According to Judith Lund, Chair of the town’s Historical Commission, Alcott first rented a cottage in the South Dartmouth seaside location in 1881.
Although it is unclear how the Concord resident first learned about Nonquitt, Lund noted in a statement that several Concord natives were known to spend their summers at the spot after its incorporation in 1872.
Lund stated that Alcott’s books were “a great success” by 1881, and she rented for three years before purchasing a Nonquitt cottage of her own in 1884.
The cottage was built simply, with added gingerbread trim “similar to the cottages at Oak Bluff on the Vineyard,” according to Lund.
Alcott spent her summers in Dartmouth with her young niece and namesake Louise, or “Lulu”.
She had taken the child into her care after the death of Lulu’s mother, Alcott’s youngest sister May, shortly after the baby’s birth.
“[Alcott] enjoyed the outdoors that Nonquitt provided, and was often seen with her red parasol, walking with an entourage of young children who loved her storytelling,” Lund noted of the famous author.
Lund added that Alcott often took her meals at the Nonquitt Hotel and acted in theatricals there.
“During one of her summer stays, she sat for the New Bedford artist Walton Ricketson at his Nonquitt cottage, while he created a relief portrait that may be seen in Concord,” Lund continued.
Alcott summered with Lulu in Nonquitt until her death in 1888.
Following her death, the cottage passed on to Alcott’s adopted nephew John Pratt Alcott.
It was eventually moved to a new site in Nonquitt, where it remained until it was burned to the ground in a fire in early 2013.
“Little Women” follows the story of Amy, Jo, Beth, and Meg March as they come of age in 19th century New England.
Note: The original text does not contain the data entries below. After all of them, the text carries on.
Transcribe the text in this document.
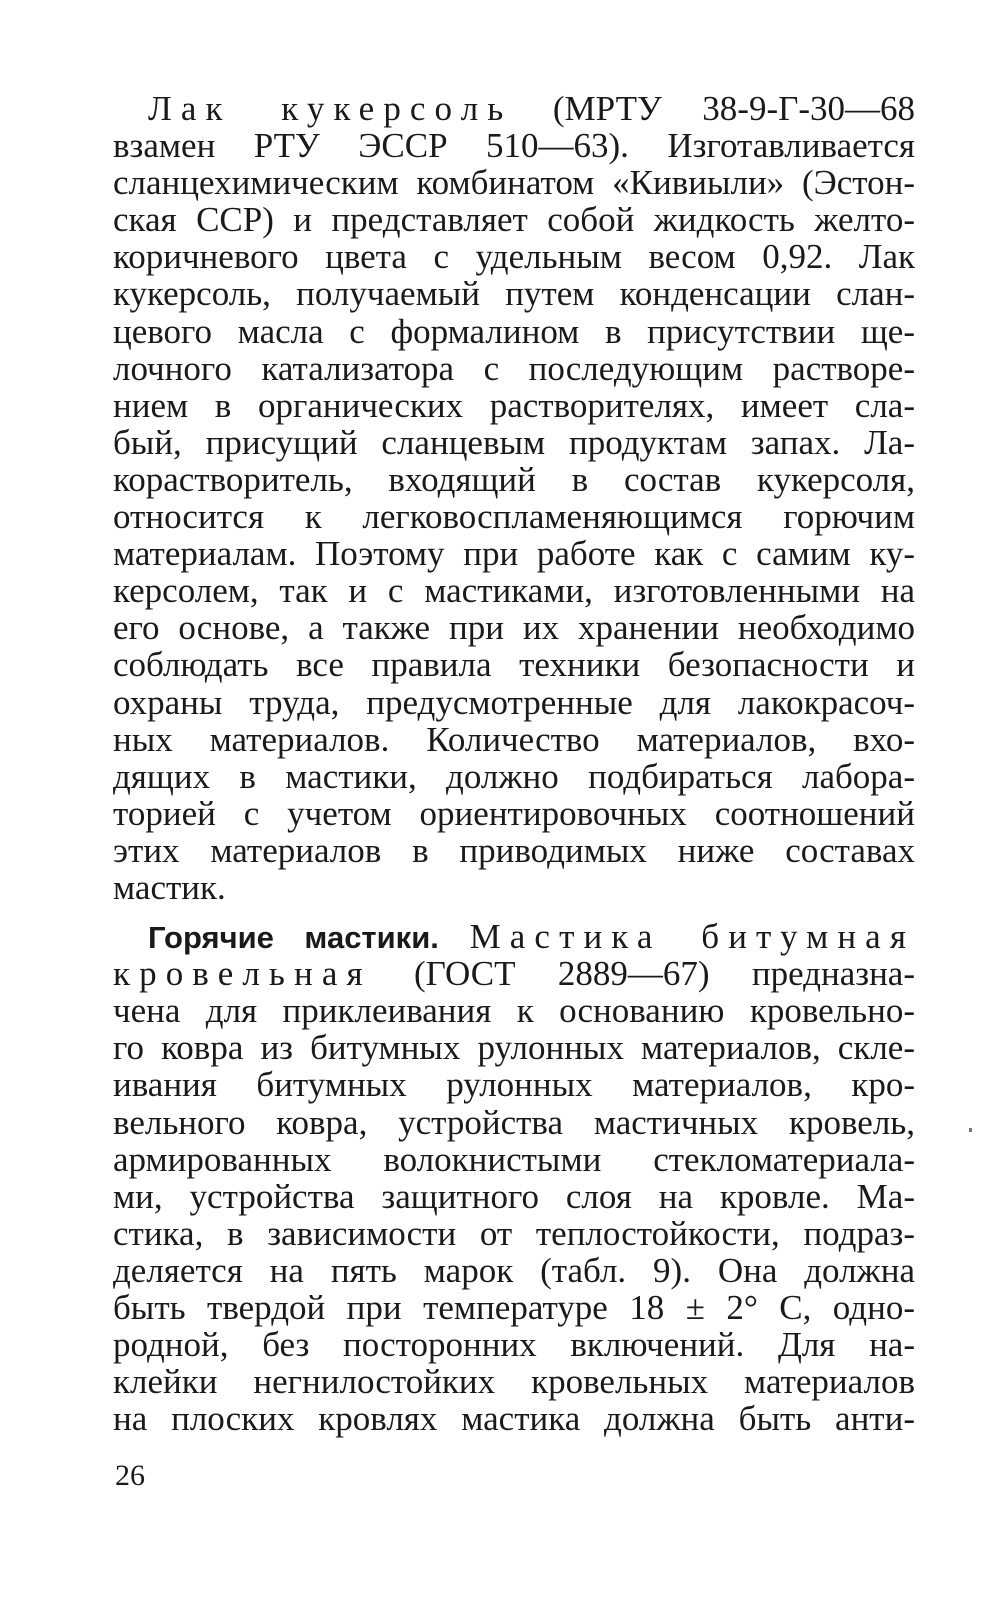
Лак кукерсоль (МРТУ 38-9-Г-30—68
взамен РТУ ЭССР 510—63). Изготавливается
сланцехимическим комбинатом «Кивиыли» (Эстон-
ская ССР) и представляет собой жидкость желто-
коричневого цвета с удельным весом 0,92. Лак
кукерсоль, получаемый путем конденсации слан-
цевого масла с формалином в присутствии ще-
лочного катализатора с последующим растворе-
нием в органических растворителях, имеет сла-
бый, присущий сланцевым продуктам запах. Ла-
корастворитель, входящий в состав кукерсоля,
относится к легковоспламеняющимся горючим
материалам. Поэтому при работе как с самим ку-
керсолем, так и с мастиками, изготовленными на
его основе, а также при их хранении необходимо
соблюдать все правила техники безопасности и
охраны труда, предусмотренные для лакокрасоч-
ных материалов. Количество материалов, вхо-
дящих в мастики, должно подбираться лабора-
торией с учетом ориентировочных соотношений
этих материалов в приводимых ниже составах
мастик.
Горячие мастики. Мастика битумная
кровельная (ГОСТ 2889—67) предназна-
чена для приклеивания к основанию кровельно-
го ковра из битумных рулонных материалов, скле-
ивания битумных рулонных материалов, кро-
вельного ковра, устройства мастичных кровель,
армированных волокнистыми стекломатериала-
ми, устройства защитного слоя на кровле. Ма-
стика, в зависимости от теплостойкости, подраз-
деляется на пять марок (табл. 9). Она должна
быть твердой при температуре 18 ± 2° С, одно-
родной, без посторонних включений. Для на-
клейки негнилостойких кровельных материалов
на плоских кровлях мастика должна быть анти-
26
The book was first published in 1868 and has been adapted for the stage as well as for film and television.
The eighth film adaptation is set for release on December 25. Written and directed by Greta Gerwig, it stars Saoirse Ronan, Emma Watson, Eliza Scanlen, and Florence Pugh as the eponymous women alongside Timothée Chalamet, Laura Dern, and Meryl Streep.